Wednesday, November 10, 2010


So, I had kind of a rough week, and spent a lot of time in hospital waiting rooms. It's pretty hard to focus on anything in that sort of situation, but like the diligent bookworm I am, I tried like hell to plow through several books. This effort was completely unsuccessful. Here's what I failed to read.

1. Great House by Nicole Krauss. I have this thing with Nicole Krauss where I really want to like her work because the New Yorker and the New York Times tell me I should, but every time I try to get into one of her books I just get sidetracked thinking about the fact that she is so intense and her husband Jonathan Saffran Foer is ALSO so intense and what the hell do you think they talk about at the dinner table? Kittens?

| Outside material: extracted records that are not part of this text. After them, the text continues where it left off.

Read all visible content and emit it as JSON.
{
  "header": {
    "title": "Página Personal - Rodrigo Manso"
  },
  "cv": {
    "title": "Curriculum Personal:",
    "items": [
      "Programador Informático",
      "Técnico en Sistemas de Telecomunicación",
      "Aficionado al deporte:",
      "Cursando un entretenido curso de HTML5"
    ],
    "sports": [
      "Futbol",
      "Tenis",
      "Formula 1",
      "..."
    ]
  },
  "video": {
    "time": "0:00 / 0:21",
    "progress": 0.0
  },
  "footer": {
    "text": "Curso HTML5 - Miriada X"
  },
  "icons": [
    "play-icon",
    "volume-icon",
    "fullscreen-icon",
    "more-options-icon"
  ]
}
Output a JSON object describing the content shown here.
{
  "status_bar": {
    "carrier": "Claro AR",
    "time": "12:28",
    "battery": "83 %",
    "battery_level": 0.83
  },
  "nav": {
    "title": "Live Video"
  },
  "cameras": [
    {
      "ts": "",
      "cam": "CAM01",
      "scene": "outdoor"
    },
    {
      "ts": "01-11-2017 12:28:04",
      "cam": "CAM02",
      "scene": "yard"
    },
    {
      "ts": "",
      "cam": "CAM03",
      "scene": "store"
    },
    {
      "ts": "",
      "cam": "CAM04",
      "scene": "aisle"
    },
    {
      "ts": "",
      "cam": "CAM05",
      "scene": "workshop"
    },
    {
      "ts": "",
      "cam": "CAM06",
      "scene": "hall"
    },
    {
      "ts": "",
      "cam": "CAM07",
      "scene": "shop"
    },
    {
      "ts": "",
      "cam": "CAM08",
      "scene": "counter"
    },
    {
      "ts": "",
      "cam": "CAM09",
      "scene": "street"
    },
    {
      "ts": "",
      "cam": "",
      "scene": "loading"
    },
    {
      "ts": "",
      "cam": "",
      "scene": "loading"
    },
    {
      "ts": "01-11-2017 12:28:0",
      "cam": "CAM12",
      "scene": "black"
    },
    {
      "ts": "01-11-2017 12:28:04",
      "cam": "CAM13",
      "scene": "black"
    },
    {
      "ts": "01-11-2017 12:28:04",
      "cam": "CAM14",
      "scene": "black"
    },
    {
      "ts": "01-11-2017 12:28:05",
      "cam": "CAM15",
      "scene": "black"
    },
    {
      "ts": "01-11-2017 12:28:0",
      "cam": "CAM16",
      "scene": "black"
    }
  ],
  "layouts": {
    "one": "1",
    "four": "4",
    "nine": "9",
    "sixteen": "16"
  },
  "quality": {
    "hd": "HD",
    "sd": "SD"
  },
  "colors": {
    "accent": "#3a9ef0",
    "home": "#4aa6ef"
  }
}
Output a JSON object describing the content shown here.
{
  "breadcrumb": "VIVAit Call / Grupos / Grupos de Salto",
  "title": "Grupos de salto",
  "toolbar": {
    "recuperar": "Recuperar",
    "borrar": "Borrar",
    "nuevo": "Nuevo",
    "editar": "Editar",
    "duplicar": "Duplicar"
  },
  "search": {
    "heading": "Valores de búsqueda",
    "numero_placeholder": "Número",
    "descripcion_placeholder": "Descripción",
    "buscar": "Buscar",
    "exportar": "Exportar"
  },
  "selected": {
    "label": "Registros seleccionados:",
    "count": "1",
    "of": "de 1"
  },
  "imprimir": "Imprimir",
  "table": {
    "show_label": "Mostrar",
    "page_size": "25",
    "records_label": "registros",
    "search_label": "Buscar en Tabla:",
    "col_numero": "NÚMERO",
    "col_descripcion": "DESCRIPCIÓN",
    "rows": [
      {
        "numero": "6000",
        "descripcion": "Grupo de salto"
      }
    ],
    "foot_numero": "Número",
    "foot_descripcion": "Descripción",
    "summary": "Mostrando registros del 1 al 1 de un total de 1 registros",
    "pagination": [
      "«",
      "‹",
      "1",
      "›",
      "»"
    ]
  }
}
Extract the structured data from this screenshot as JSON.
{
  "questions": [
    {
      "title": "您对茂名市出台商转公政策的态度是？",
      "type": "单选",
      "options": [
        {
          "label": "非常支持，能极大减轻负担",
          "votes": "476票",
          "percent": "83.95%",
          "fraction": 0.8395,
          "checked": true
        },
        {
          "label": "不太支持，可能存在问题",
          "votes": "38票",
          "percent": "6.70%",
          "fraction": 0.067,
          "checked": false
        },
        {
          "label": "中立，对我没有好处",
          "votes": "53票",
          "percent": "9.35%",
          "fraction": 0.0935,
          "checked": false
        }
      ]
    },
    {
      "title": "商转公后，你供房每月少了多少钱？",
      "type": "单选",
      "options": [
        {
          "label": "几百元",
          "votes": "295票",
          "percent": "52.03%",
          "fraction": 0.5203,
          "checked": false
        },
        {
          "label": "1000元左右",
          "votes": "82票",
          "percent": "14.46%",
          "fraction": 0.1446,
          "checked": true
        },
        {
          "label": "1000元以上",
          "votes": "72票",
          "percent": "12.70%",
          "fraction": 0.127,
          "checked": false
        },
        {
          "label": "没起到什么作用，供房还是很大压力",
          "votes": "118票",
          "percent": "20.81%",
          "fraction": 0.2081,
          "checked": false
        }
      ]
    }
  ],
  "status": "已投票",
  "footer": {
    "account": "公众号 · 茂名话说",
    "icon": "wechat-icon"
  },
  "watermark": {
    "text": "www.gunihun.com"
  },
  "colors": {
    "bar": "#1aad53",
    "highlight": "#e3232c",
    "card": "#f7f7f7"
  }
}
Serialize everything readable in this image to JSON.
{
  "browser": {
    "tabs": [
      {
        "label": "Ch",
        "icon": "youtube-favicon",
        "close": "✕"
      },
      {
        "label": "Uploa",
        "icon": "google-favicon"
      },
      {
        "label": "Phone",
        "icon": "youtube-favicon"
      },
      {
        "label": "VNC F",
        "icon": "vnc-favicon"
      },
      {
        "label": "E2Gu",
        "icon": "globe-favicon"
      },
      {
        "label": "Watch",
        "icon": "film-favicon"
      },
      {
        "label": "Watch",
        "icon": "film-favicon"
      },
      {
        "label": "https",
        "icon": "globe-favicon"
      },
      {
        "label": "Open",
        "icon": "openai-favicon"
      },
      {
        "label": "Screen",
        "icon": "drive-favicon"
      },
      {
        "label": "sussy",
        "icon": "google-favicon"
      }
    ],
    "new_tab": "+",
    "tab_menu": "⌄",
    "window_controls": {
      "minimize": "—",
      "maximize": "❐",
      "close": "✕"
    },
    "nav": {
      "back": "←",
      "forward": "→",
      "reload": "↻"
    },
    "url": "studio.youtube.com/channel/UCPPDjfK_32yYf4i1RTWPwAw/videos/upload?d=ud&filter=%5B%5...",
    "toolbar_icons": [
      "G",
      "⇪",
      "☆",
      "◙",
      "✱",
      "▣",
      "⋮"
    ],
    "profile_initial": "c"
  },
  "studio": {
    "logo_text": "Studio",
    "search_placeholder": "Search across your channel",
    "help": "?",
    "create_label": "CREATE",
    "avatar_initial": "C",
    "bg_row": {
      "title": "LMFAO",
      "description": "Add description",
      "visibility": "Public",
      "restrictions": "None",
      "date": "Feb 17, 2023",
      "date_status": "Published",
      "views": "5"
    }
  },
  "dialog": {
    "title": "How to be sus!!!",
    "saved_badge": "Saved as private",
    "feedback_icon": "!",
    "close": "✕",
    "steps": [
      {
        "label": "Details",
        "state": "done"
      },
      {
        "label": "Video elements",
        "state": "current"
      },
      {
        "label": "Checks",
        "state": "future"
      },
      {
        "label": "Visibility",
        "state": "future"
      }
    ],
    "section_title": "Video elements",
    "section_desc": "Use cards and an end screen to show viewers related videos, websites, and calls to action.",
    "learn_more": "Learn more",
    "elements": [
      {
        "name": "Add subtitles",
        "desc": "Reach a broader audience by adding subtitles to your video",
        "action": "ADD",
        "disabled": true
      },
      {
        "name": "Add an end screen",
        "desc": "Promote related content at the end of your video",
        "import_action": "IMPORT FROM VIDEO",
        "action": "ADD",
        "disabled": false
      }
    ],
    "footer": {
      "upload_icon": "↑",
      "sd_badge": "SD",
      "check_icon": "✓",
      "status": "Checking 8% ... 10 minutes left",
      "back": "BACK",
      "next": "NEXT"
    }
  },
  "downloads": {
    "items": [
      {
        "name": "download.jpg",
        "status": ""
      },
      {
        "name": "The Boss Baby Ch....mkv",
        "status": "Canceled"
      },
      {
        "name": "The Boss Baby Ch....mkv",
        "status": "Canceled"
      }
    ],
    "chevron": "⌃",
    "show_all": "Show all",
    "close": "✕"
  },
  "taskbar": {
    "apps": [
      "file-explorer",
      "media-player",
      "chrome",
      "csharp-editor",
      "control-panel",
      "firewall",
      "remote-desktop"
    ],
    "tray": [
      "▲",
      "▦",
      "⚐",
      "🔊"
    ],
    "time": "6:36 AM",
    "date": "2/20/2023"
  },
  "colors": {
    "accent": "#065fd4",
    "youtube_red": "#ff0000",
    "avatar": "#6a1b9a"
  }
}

2. Half Empty by David Rakoff. The only reason I didn't finish this one was that I passed it on to my boyfriend-slash-patient so he'd have something to read in the OR waiting room.

Me: Don't you think you should take something lighter with you? Didn't your mom just loan you some Frederick Forsyth paperbacks?

Patient, hepped up on percocet and distracted by a television in the waiting area: I can't believe these people who won't wear their Remembrance Day poppies. It's disrespectful, is what it is. Hey, can I borrow that book?

3. Macleans Magazine from sometime in October. Here is a strategy you might think will help you feel better about your current situation: read an article about the Chilean miners and think about how much luckier you are than them. I am dismayed to report that this strategy was completely useless.

...At least I was trying.

There's a line from To Kill A Mockingbird that's been running through my head through all this:

"Neighbours bring food with death and flowers with sickness and little things in between. Boo was our neighbor. He gave us two soap dolls, a broken watch and chain, a pair of good-luck pennies, and our lives. But neighbors give in return. We never put back into the tree what we took out of it: we had given him nothing, and it made me sad."

I've been overwhelmed by the generosity of my neighbours near and far this week. I hope I can give back what they've given me.